SOUFFRANCE PSYCHIQUE ET STRESS
Un travail de reconnaissance difficile à amorcer
Encore trop vécue comme un obstacle à la performance, la prise en compte de lasouffrance psychique des agents territoriaux reste encore marginale. Sources d’absentéisme, de turn-over ou de conflits, ces maux coûtent cher à la collectivité. Et encore plus aux individus…

L’adage selon lequel une collectivité va bien s’il n’y a pas de souffrance fait des émules. «Faute de pouvoir qualifier une situation, le premier réflexe est, pour l’employeur, d’en nier l’existence. Et pour le salarié, d’en cacher la réalité, comme s’il s’agissait d’une problématique inavouable », présente en substance le médecin de prévention de Pau, Francine Lafourcade. La politique de l’autruche est monnaie courante. D’autant que la dimension de souffrance psychique et mentale est souvent complexe et encore loin d’être passée dans les mœurs territoriales. Plusieurs éléments l’expliquent. Mais le fait que « la hiérarchie ait du mal à comprendre qu’il y a souffrance », souligne le Dr Dominique Geoffroy, à la communauté urbaine de Strasbourg, « y contribue grandement. Même si, effectivement, l’employeur, lui, n’a pas toujours envie de l’entendre ».
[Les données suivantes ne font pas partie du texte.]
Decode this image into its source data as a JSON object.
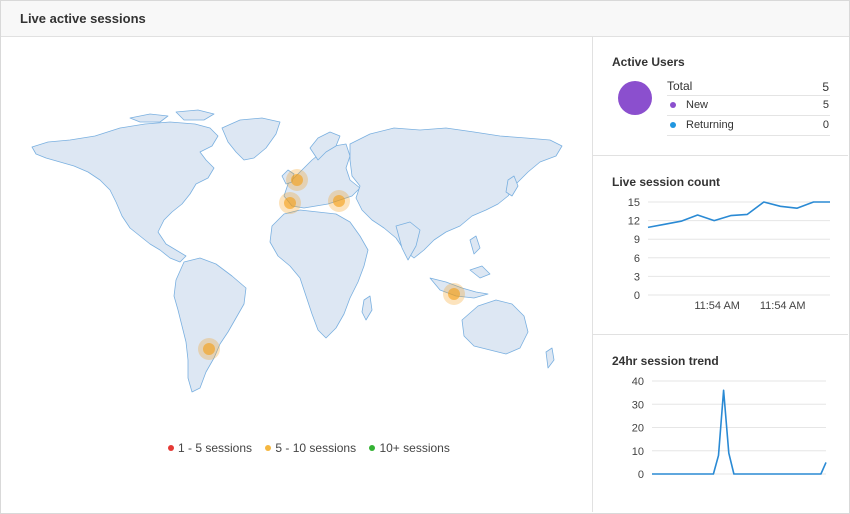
{
  "header": {
    "title": "Live active sessions"
  },
  "map": {
    "legend": [
      {
        "label": "1 - 5 sessions",
        "color": "#e53935"
      },
      {
        "label": "5 - 10 sessions",
        "color": "#f5b740"
      },
      {
        "label": "10+ sessions",
        "color": "#34b234"
      }
    ],
    "land_color": "#dde7f3",
    "border_color": "#7ab0e0",
    "marker_color": "#f39c12"
  },
  "active_users": {
    "title": "Active Users",
    "total_label": "Total",
    "total_value": "5",
    "new_label": "New",
    "new_value": "5",
    "returning_label": "Returning",
    "returning_value": "0",
    "colors": {
      "total": "#8b4fce",
      "new": "#8b4fce",
      "returning": "#2196e0"
    }
  },
  "live_session_count": {
    "title": "Live session count",
    "chart_data": {
      "type": "line",
      "title": "Live session count",
      "y_ticks": [
        "15",
        "12",
        "9",
        "6",
        "3",
        "0"
      ],
      "x_labels": [
        "11:54 AM",
        "11:54 AM"
      ],
      "ylim": [
        0,
        15
      ],
      "values": [
        10.9,
        11.4,
        11.9,
        12.9,
        12.0,
        12.8,
        13.0,
        15.0,
        14.3,
        14.0,
        15.0,
        15.0
      ],
      "color": "#2a8ad4",
      "grid": true
    }
  },
  "trend_24hr": {
    "title": "24hr session trend",
    "chart_data": {
      "type": "line",
      "title": "24hr session trend",
      "y_ticks": [
        "40",
        "30",
        "20",
        "10",
        "0"
      ],
      "ylim": [
        0,
        40
      ],
      "values": [
        0,
        0,
        0,
        0,
        0,
        0,
        0,
        0,
        0,
        0,
        0,
        0,
        0,
        8,
        36,
        9,
        0,
        0,
        0,
        0,
        0,
        0,
        0,
        0,
        0,
        0,
        0,
        0,
        0,
        0,
        0,
        0,
        0,
        0,
        5
      ],
      "color": "#2a8ad4",
      "grid": true
    }
  }
}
JUSQU'À LA TENTATIVE DE SUICIDE
N’en pouvant plus, certains agents en viennent à poser leur valise dans des stages sur la gestion du stress du CNFPT. « Ils ont besoin d’un endroit où souffler et comprendre ce qu’il leur arrive. Ils pâtissent du manque de décision et de courage. La confrontation est forte, dans un monde brutal où ils se sentent démunis », expose Nicole Buisson, formatrice dans le Rhône. Contraintes de temps, changement de méthode de management, flexibilité, mauvaise organisation ou surcharge de travail produisent une pénibilité psychique forte. Les conséquences, au bout des trois phases (alarme, résistance puis épuisement), vont comme le décrit le Dr Jean-Charles Vandenabeele, du CDG de Haute-Savoie, de l’insomnie à la tentative de suicide en passant par la dépression, des troubles cardio-vasculaires ou digestifs, des maux de tête, etc. « Les conséquences portent aussi sur la concentration ou la difficulté de
prendre des décisions, évalue-t-il. On devient perfectionniste, nerveux, irritable. Travailler en permanence dans le stress n’est pas bon. Même pour les plus solides ! » « Un fonctionnaire ne souffre pas et doit se taire », caricature Claire Edey-Gamassou, auteur, en 2006, d’une thèse
Stress et implication des agents territoriaux : une approche en terme de ressources. « Cela aggrave le sentiment de mal-être et de non reconnaissance », précise la chercheuse. « L’empêchement de faire correctement son travail engendre du stress. Et lorsque on est très
impliqué, on y est encore plus sensible. » Elle raconte aussi l’histoire de cet agent qui préférait rester tard au boulot plutôt que d’avoir à parler, le soir, à son mari de sa souffrance…

PRISE DE CONSCIENCE
Mais, les choses bougent. Les services territoriaux de médecine professionnelle et de prévention d’hygiène et sécurité poussent dans le sens d’une prise en compte de la charge mentale et de la souffrance psychique. « L’épuisement (burn-out, NDLR) existe aussi chez nous », assure ainsi le Dr Geoffroy. « C’est fonction du service. Trois facteurs principaux jouent : la nature du travail, l’organisation, et le management. Nous sommes souvent sollicités sur cette souffrance par les agents. Et il arrive que je fasse l’interface avec les services… » Au
conseil général du Val-de-Marne, Denis Michard, médecin du travail, espère lui aussi la plus large sensibilisation : « Avec le dispositif d’écoute et d’intervention, que nous venons de mettre en place, je souhaite diffuser l’idée que le problème existe et qu’il faut s’en  occuper…» La collectivité a ainsi formé des agents volontaires référents pour écouter et aider leurs collègues. Ce niveau intermédiaire permet d’être au plus près des agents. « L’encadrement ne va pas dans le sens de la reconnaissance professionnelle », reconnaît cependant le médecin. « Ou l’assistante sociale, qui passe son temps à réserver des
hôtels pour des personnes démunies, n’a plus le sens de son travail. Il faut les aider ! » Cellules d’écoute et d’accompagnement, chartres de bonnes pratiques ou médiation commencent à fleurir. Mais quelle que soit la démarche, son succès dépendra de la prise en compte de la personne avec tout son environnement de travail.